KING BUZZO est un homme occupé. Lorsqu’il n’est pas en tournée, on le trouve en train d’enregistrer trois albums par an avec l’un des nombreux line-up des Melvins ou avec son ami Mike Patton pour bosser sur Fantômas. Pourtant, au milieu de cet emploi du temps de ministre, le Tahiti Bob du Sludge metal a trouvé le temps de pondre un nouvel album en quasi solo (seulement accompagné du Melvins à temps partiel Trevor Dunn à la contrebasse).
Alors ça donne quoi King Buzzo en duo ? On peut le dire, « Gift of Sacrifice », paru au mois d’août dernier, est un excellent album. De ceux qui plaira aux inconditionnels des Melvins, mais aussi à un public plus vaste si tant est qu’il soit amené à y poser une oreille. Et même si les arrangements se veulent moins énervés et les cordes et instruments acoustiques plus souvent de sortie, on retrouve bien vite une attaque, des dissonances et autres larsens typiques de King Buzzo. En fait, cet album est surtout l’occasion de mieux cerner la qualité d’écriture du gaillard. Les lignes de guitares sont efficaces mais jamais évidentes. La voix est toujours honnête, sur le fil, et conserve l’aspect scandé et nonchalant qu’on attend de Sir Osborne.
Après une intro presque trop courte, nous voilà embarqués dans « Housing, Luxury, Energy », véritable pièce maîtresse de l’album. Le morceau se veut changeant, remuant, et on l’imagine sans mal en version plus lourde. Le jeu de contrebasse de Trevor Dunn se marie toujours si bien aux délires de King Buzzo. L’aspect bruitiste et parfois avant-gardiste ne serait pas sans rappeler les belles heures du Velvet Underground, mais c’est le lugubre et la spontanéité qui viennent distancer cette œuvre de celle de ses aînés, plus travaillées et d’aucuns diront plus élitistes. On retrouvera d’ailleurs cette volonté et cette ambiance sur « Junkie Jesus ».
Notons aussi le presque stoner « Delayed Clarity » qui aurait pu trouver sa place sur « Welcome to Sky Valley » de Kyuss tant l’atmosphère peut rappeler « Space Cadet ». Un style que l’on retrouvera sur le moins marquant « Science in Modern America ».
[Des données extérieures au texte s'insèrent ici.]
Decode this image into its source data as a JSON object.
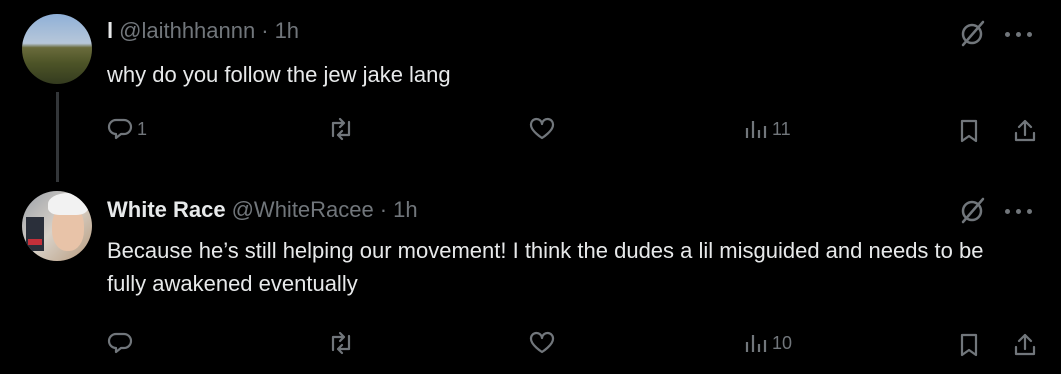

D’autres titres aux rythmiques plus syncopées nous rapprochent d’une écriture Melvins plus classique, tel l’hyper efficace « I’m Glad I Could Help Out » ou « Mock She ». L’album se clôture quelques secondes plus tard via le bruitiste « Acoustic Junkie ». Une manière pour King Buzzo d’annoncer le retour à plus de violence ? Enfin, notons une volonté de finir la majorité des titres par une ambiance noisy, coupée abruptement. Si c’est souvent bien fait, cela frise parfois le gimmick inutile tant l’album n’avait besoin de ces artifices.
Nombre d’auditeurs pourraient se demander, à juste titre, si ces morceaux n’auraient pas mérités un traitement à la sauce Melvins, mais les arrangements fonctionnent parfaitement ainsi et reflètent avant tout la vision d’un homme seul — là où les Melvins reposent sur un sens de la rythmique et une alchimie uniques, propre à la combinaison Buzzo / Dale Grover (et leur bassiste du moment, quel qu’il soit).
C’est finalement une parenthèse plus expérimentale et pourtant plus ouverte sur ses propres envies et émotions que propose « Gift of Sacrifice ». Un album qui a le bon goût de ne pas s’éterniser et ainsi nous donner envie de l’écouter à nouveau, entre « Houdini », « Stoner Witch » ou « (A) Senile Animal » (les 3 meilleurs albums des Melvins, promis juré).